In her first year with SG17, they got taken captive five times, put on trial for witchcraft twice and thrown in a river to nearly drown three times. They won the 'most visits to the infirmary' stakes three months in a row, got told off twice for setting off too many explosions off world, and ended up married to farm animals an unprecedented twelve times.

Laura loved every second of it.



Amelia Banks decided when she was eighteen that she was going to do something amazing with her life. Something more than getting her degree and getting a mid-level office job, or teaching kickboxing, which her mom suggested every time she mentioned she was taking a class. Her mom asked if Amelia missed her (which she did) and if she missed home (which she didn't, except for sometimes when she wished she didn't have to cook dinner, or forgot to buy washing powder when she needed to do laundry). Amelia didn't say that, once she graduated, she wasn't going back home to live. She loved her mom, loved that being alone had made the two of them so close, but her hometown was tiny, and no-one was going to look for her there for anything other than getting married and having kids.

She withdrew her application to join the army two days before the closing date for that round, not sure she was making the right decision even while she made the phone call. Soldiers got to travel, went to places where people needed help and tried to make their lives better. Amelia just wasn't sure that she wanted the amazing thing she did with her life to be with a gun in her hands.

A week later, she went to a talk about volunteering with the Peace Corps.
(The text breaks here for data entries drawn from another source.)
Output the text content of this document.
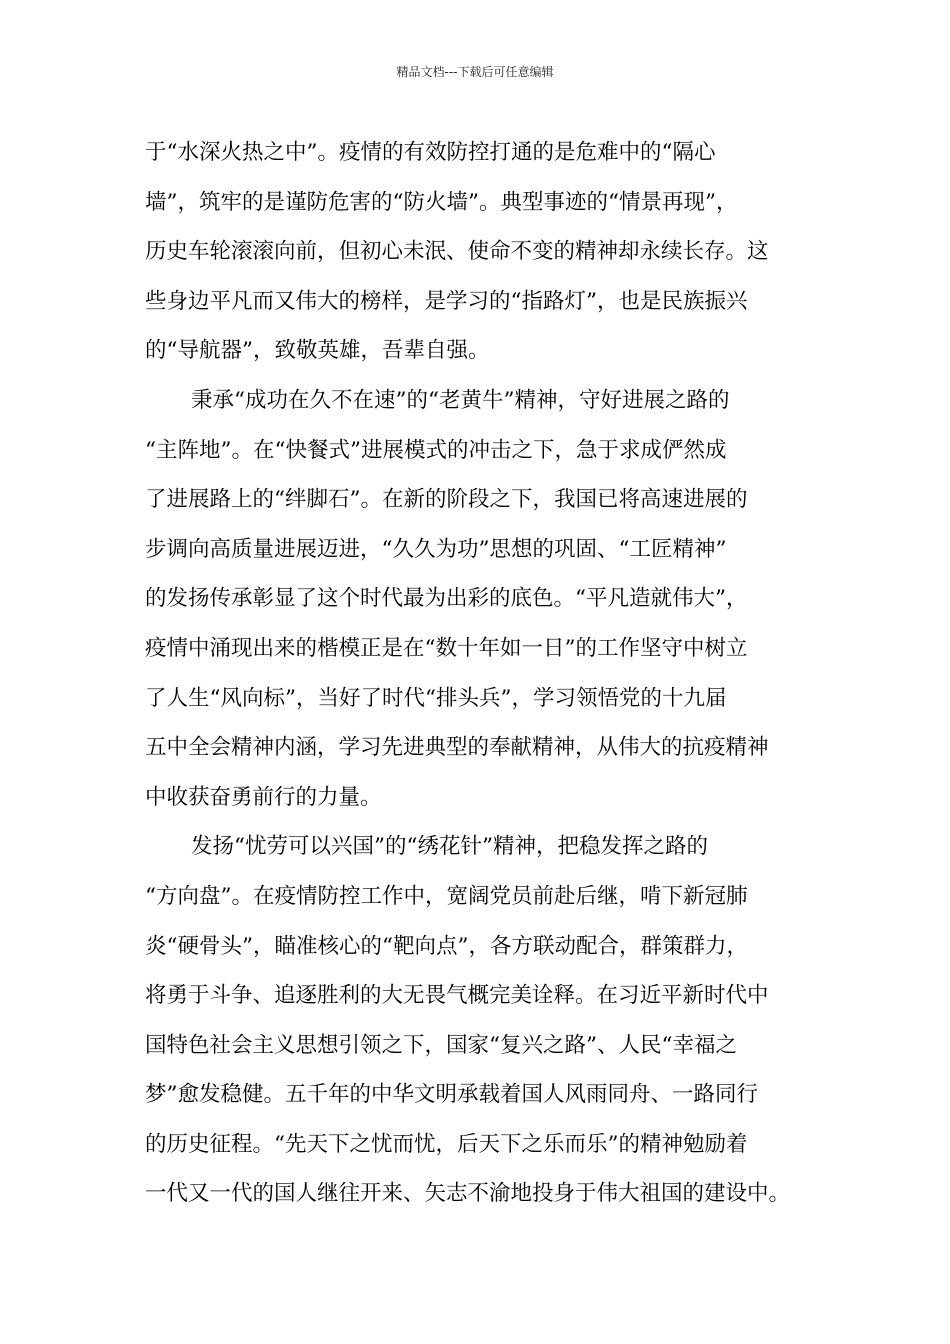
精品文档---下载后可任意编辑
于“水深火热之中”。疫情的有效防控打通的是危难中的“隔心
墙”，筑牢的是谨防危害的“防火墙”。典型事迹的“情景再现”，
历史车轮滚滚向前，但初心未泯、使命不变的精神却永续长存。这
些身边平凡而又伟大的榜样，是学习的“指路灯”，也是民族振兴
的“导航器”，致敬英雄，吾辈自强。
秉承“成功在久不在速”的“老黄牛”精神，守好进展之路的
“主阵地”。在“快餐式”进展模式的冲击之下，急于求成俨然成
了进展路上的“绊脚石”。在新的阶段之下，我国已将高速进展的
步调向高质量进展迈进，“久久为功”思想的巩固、“工匠精神”
的发扬传承彰显了这个时代最为出彩的底色。“平凡造就伟大”，
疫情中涌现出来的楷模正是在“数十年如一日”的工作坚守中树立
了人生“风向标”，当好了时代“排头兵”，学习领悟党的十九届
五中全会精神内涵，学习先进典型的奉献精神，从伟大的抗疫精神
中收获奋勇前行的力量。
发扬“忧劳可以兴国”的“绣花针”精神，把稳发挥之路的
“方向盘”。在疫情防控工作中，宽阔党员前赴后继，啃下新冠肺
炎“硬骨头”，瞄准核心的“靶向点”，各方联动配合，群策群力，
将勇于斗争、追逐胜利的大无畏气概完美诠释。在习近平新时代中
国特色社会主义思想引领之下，国家“复兴之路”、人民“幸福之
梦”愈发稳健。五千年的中华文明承载着国人风雨同舟、一路同行
的历史征程。“先天下之忧而忧，后天下之乐而乐”的精神勉励着
一代又一代的国人继往开来、矢志不渝地投身于伟大祖国的建设中。
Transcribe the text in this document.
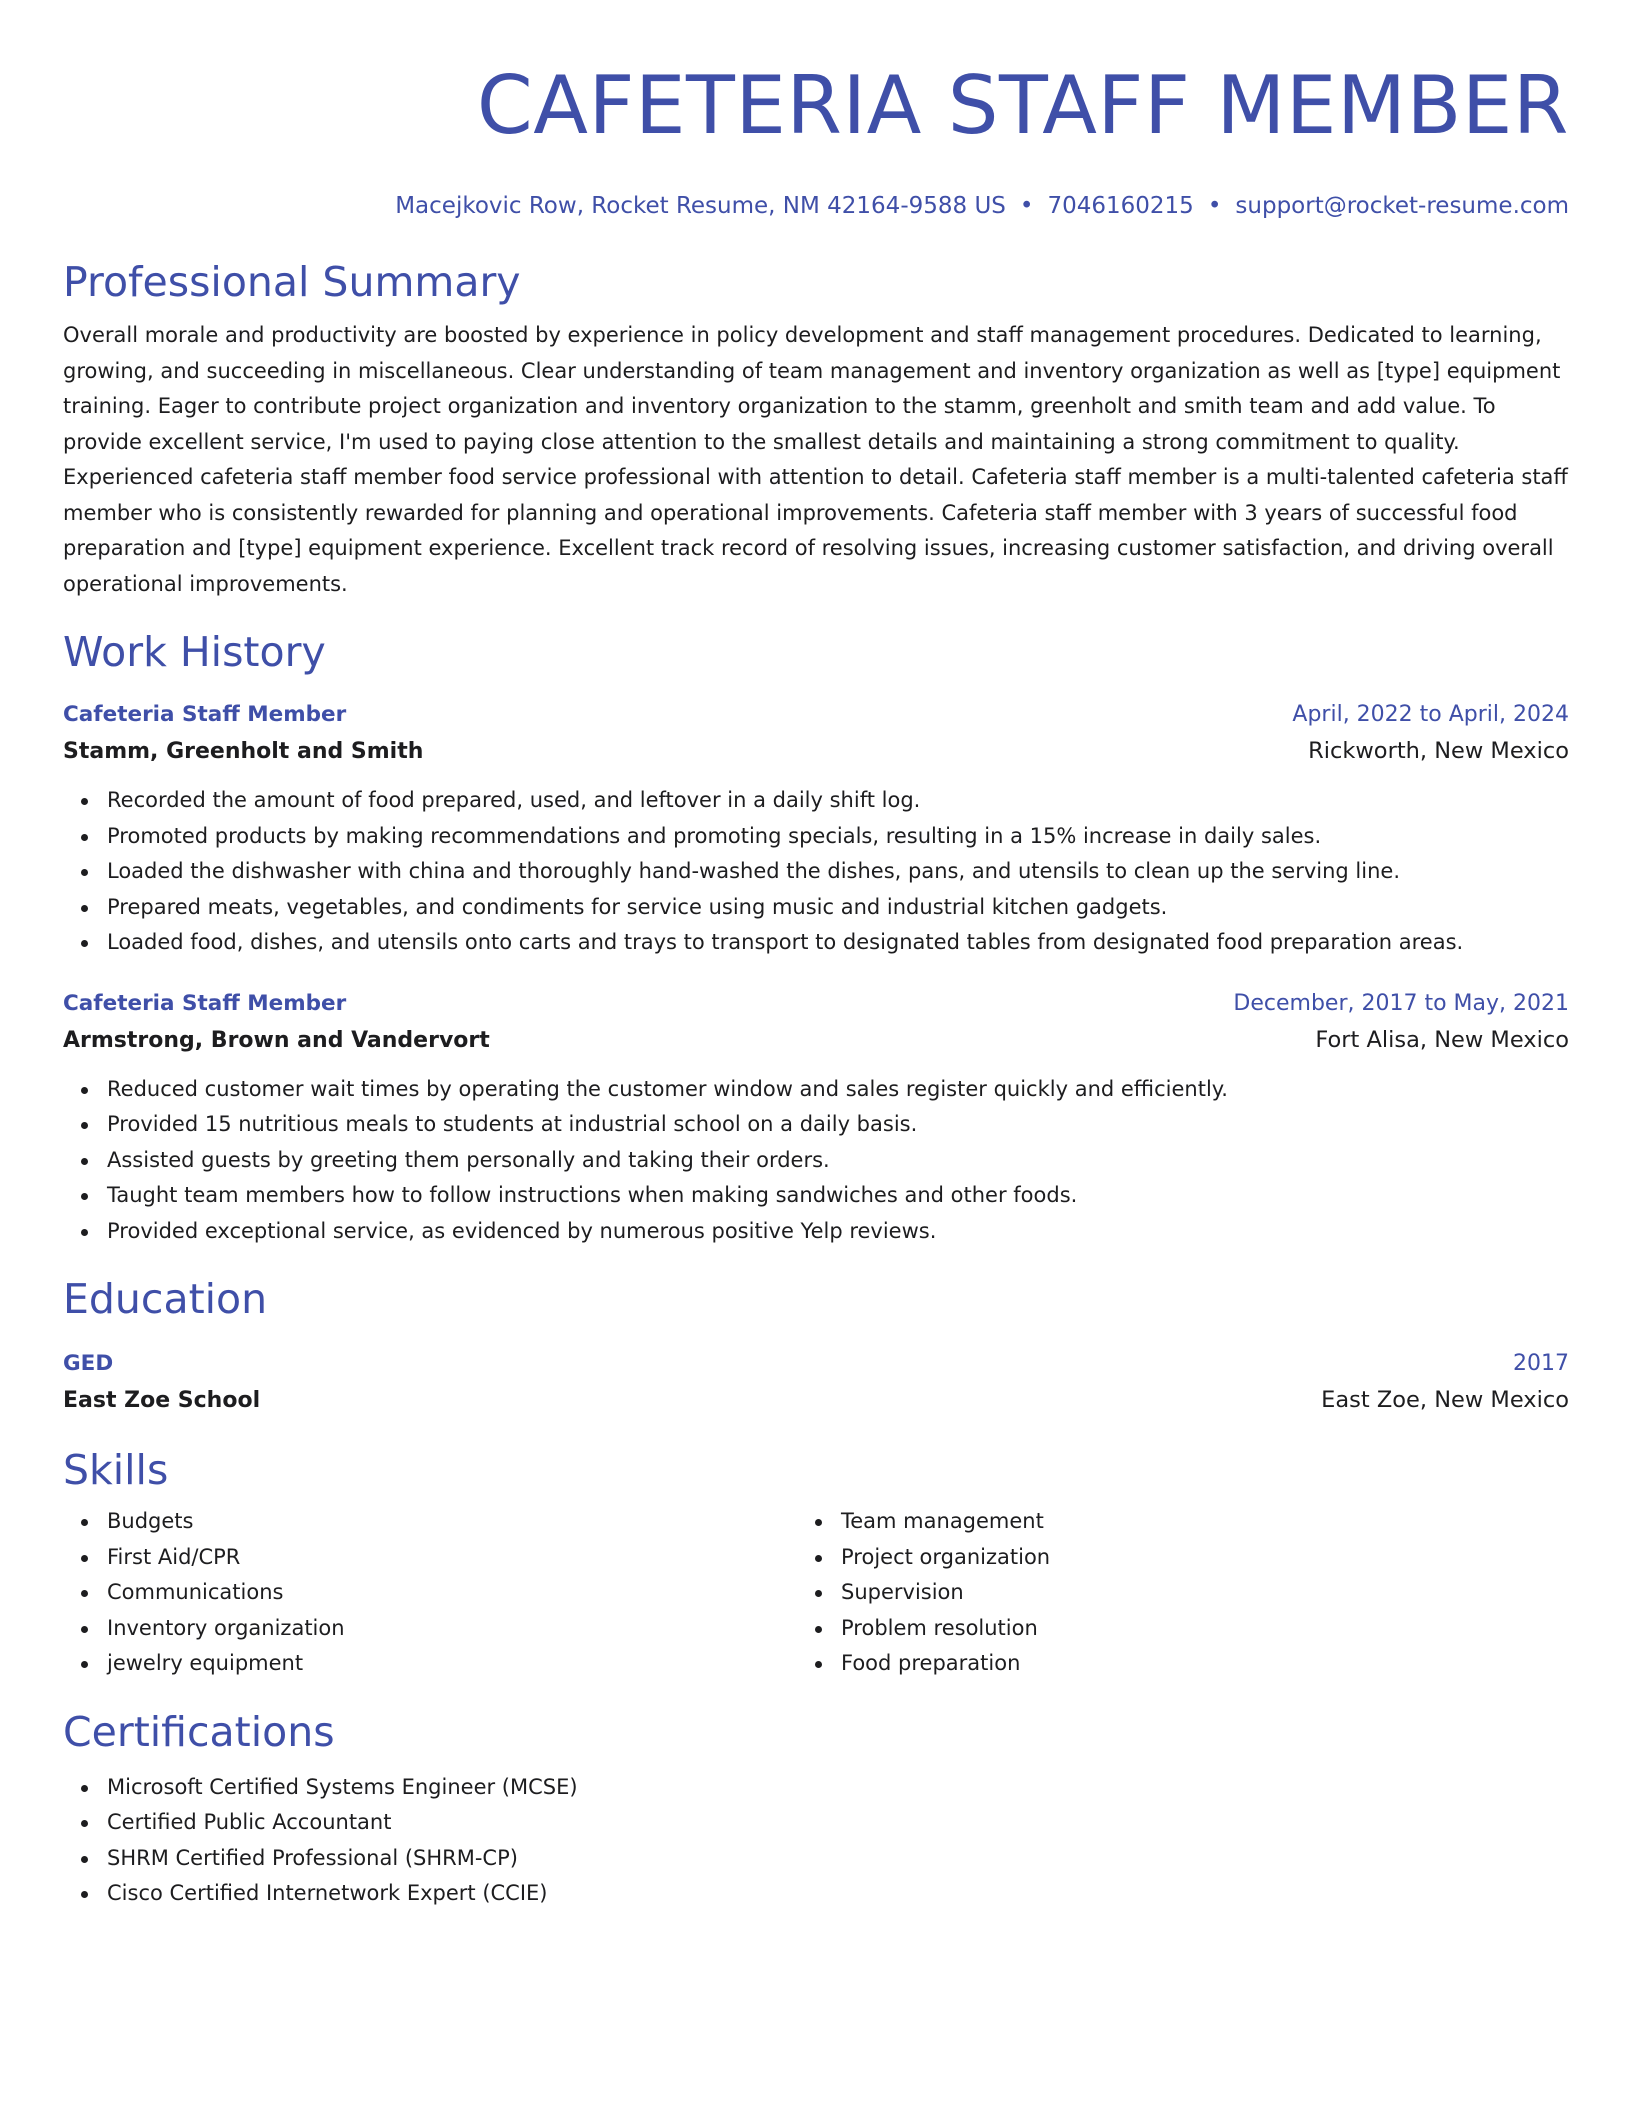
CAFETERIA STAFF MEMBER
Macejkovic Row, Rocket Resume, NM 42164-9588 US • 7046160215 • support@rocket-resume.com
Professional Summary
Overall morale and productivity are boosted by experience in policy development and staff management procedures. Dedicated to learning, growing, and succeeding in miscellaneous. Clear understanding of team management and inventory organization as well as [type] equipment training. Eager to contribute project organization and inventory organization to the stamm, greenholt and smith team and add value. To provide excellent service, I'm used to paying close attention to the smallest details and maintaining a strong commitment to quality. Experienced cafeteria staff member food service professional with attention to detail. Cafeteria staff member is a multi-talented cafeteria staff member who is consistently rewarded for planning and operational improvements. Cafeteria staff member with 3 years of successful food preparation and [type] equipment experience. Excellent track record of resolving issues, increasing customer satisfaction, and driving overall operational improvements.
Work History
Cafeteria Staff Member	April, 2022 to April, 2024
Stamm, Greenholt and Smith	Rickworth, New Mexico
Recorded the amount of food prepared, used, and leftover in a daily shift log.
Promoted products by making recommendations and promoting specials, resulting in a 15% increase in daily sales.
Loaded the dishwasher with china and thoroughly hand-washed the dishes, pans, and utensils to clean up the serving line.
Prepared meats, vegetables, and condiments for service using music and industrial kitchen gadgets.
Loaded food, dishes, and utensils onto carts and trays to transport to designated tables from designated food preparation areas.
Cafeteria Staff Member	December, 2017 to May, 2021
Armstrong, Brown and Vandervort	Fort Alisa, New Mexico
Reduced customer wait times by operating the customer window and sales register quickly and efficiently.
Provided 15 nutritious meals to students at industrial school on a daily basis.
Assisted guests by greeting them personally and taking their orders.
Taught team members how to follow instructions when making sandwiches and other foods.
Provided exceptional service, as evidenced by numerous positive Yelp reviews.
Education
GED	2017
East Zoe School	East Zoe, New Mexico
Skills
Budgets
First Aid/CPR
Communications
Inventory organization
jewelry equipment
Team management
Project organization
Supervision
Problem resolution
Food preparation
Certifications
Microsoft Certified Systems Engineer (MCSE)
Certified Public Accountant
SHRM Certified Professional (SHRM-CP)
Cisco Certified Internetwork Expert (CCIE)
Five years later, when she gets accepted for a job with such a vague job description that she knows it has to be something classified, and hopefully really good, she's not sure if it's the five months she spent setting up computer networks in Armenia for the Peace Corps, or the fact that she was already in the army's database somewhere that gets her the job.

She doesn't really care which it was, because Atlantis is pretty much the most amazing thing in history.